# Netflix Crashes



## bdspilot (Dec 10, 2010)

Tried to watch a Netflix movie last night for the first time since the 20.2 update. The App crashed twice and on the third crash caused the tivo premier to reboot. Nice little 5 minute intermission. Is this the new norm, watch till it crashes; restart; watch; restart; watch; reboot; take a break. Oh almost forgot, finish movie.


----------



## JPS10 (Nov 26, 2010)

Interesting. I had the same thing happen the day after I got 20.2. Since then I have watched about a dozen Netflix shows and it has been stable never missing a beat.


----------



## drknapp (Nov 28, 2011)

We haven't had any issues with Netflix since the upgrade. We use it quite a bit playing shows that my grandson likes.


----------



## Drewster (Oct 26, 2000)

That happened to me a couple nights ago. I was watching a NetFlix stream and then the TiVo rebooted.

I wonder if I put the Roku in the garage too soon...


----------



## jrtroo (Feb 4, 2008)

Netflix has been rock solid for me since the update. Only flakiness I had was with my usb wireless connection, which I just hardwired. Now, I always get full HD, every time, where prior I would get it about 60% of the time.


----------



## ghuido (May 9, 2007)

Same here. Rock solid before 20.2 and now it has crashed twice in a month when streaming


----------



## Renesis (Feb 27, 2007)

I think it has a lot to do with what you are watching. I've come across certain content that will cause a crash/reboot every time while other content plays just fine. Right now I cant watch any episode of Rescue Me season 5 without getting a crash/reboot within 10 minutes but other stuff plays just fine.


----------



## L David Matheny (Jan 29, 2011)

Renesis said:


> I think it has a lot to do with what you are watching. I've come across certain content that will cause a crash/reboot every time while other content plays just fine. Right now I cant watch any episode of Rescue Me season 5 without getting a crash/reboot within 10 minutes but other stuff plays just fine.
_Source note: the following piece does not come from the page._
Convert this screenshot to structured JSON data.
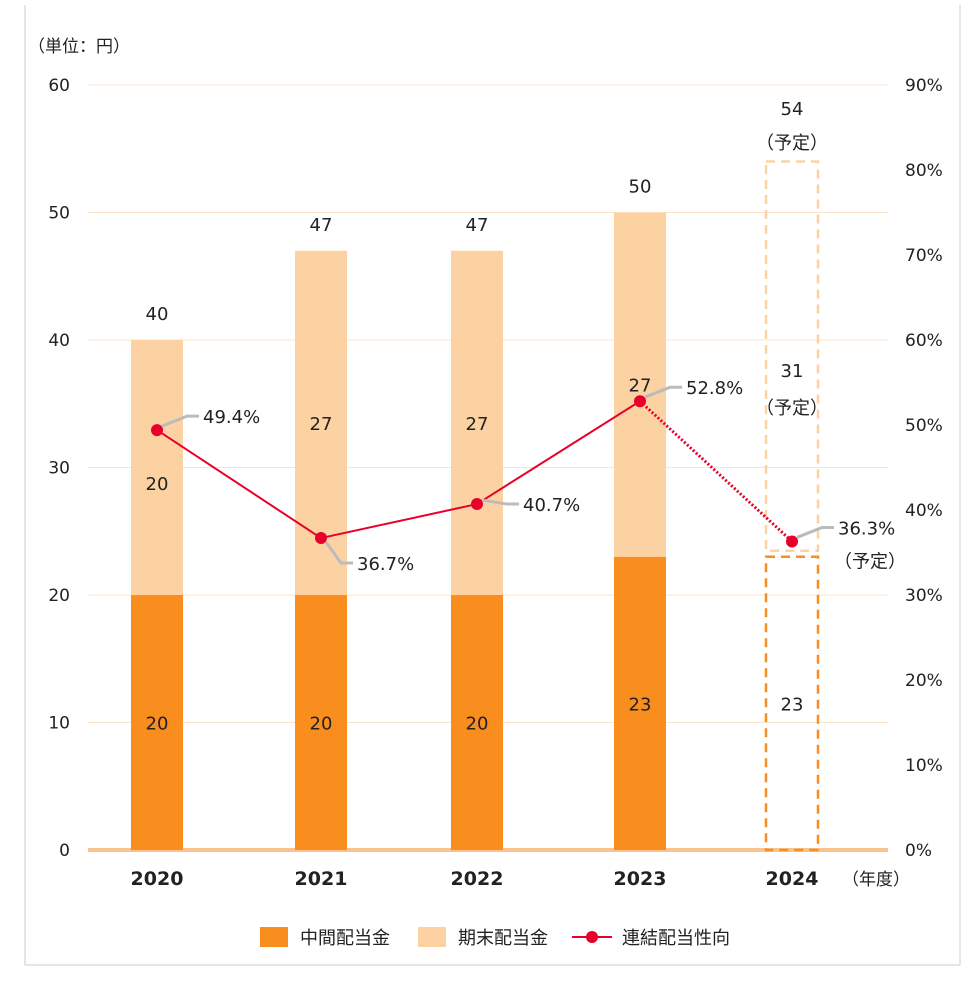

Content should not be able to cause a crash/reboot, of course. Please tell TiVo all about it, including details of exactly which show and how far in.


----------



## Drewster (Oct 26, 2000)

Renesis said:


> I think it has a lot to do with what you are watching. I've come across certain content that will cause a crash/reboot every time while other content plays just fine. Right now I cant watch any episode of Rescue Me season 5 without getting a crash/reboot within 10 minutes but other stuff plays just fine.


Similar things happen to my Dad, streaming through his Sony DVD player. Certain episodes of a TV show he watches have sound but no video.


----------



## ghuido (May 9, 2007)

I thought about this last night, and I could be way off base.

Wondering if hte netflxi crash has anything to do with upconverting the signal to 1080P 24P. I have that on my settings. 

Just throwing it out there, could be wrong but crazier things can happen.

For me, I have it set to 1080P 24. I'll set it down to 1080i and see if it becomes stables.


----------



## aaronwt (Jan 31, 2002)

ghuido said:


> I thought about this last night, and I could be way off base.
> 
> Wondering if hte netflxi crash has anything to do with upconverting the signal to 1080P 24P. I have that on my settings.
> 
> ...


Why would that cause an issue? All my content is scaled to 1080P60. Whether I scale it to 1080P60, 1080P24, 720P60, or even 480P60, it should not make a difference.

Since you say you are scaling it to 1080P24 I assume you are talking about an external scaler since the TiVo cannot scale anything to 1080P24, it only has pass-thru 1080P24 capability.


----------



## ghuido (May 9, 2007)

Again just throwing it out there. Could be totally off base.


----------



## L David Matheny (Jan 29, 2011)

ghuido said:


> I thought about this last night, and I could be way off base.
> 
> Wondering if hte netflxi crash has anything to do with upconverting the signal to 1080P 24P. I have that on my settings.
> 
> ...


It seems unlikely, but try it for a while and see if it makes a difference. I don't think you'll suffer too much from having to watch 1080i.


----------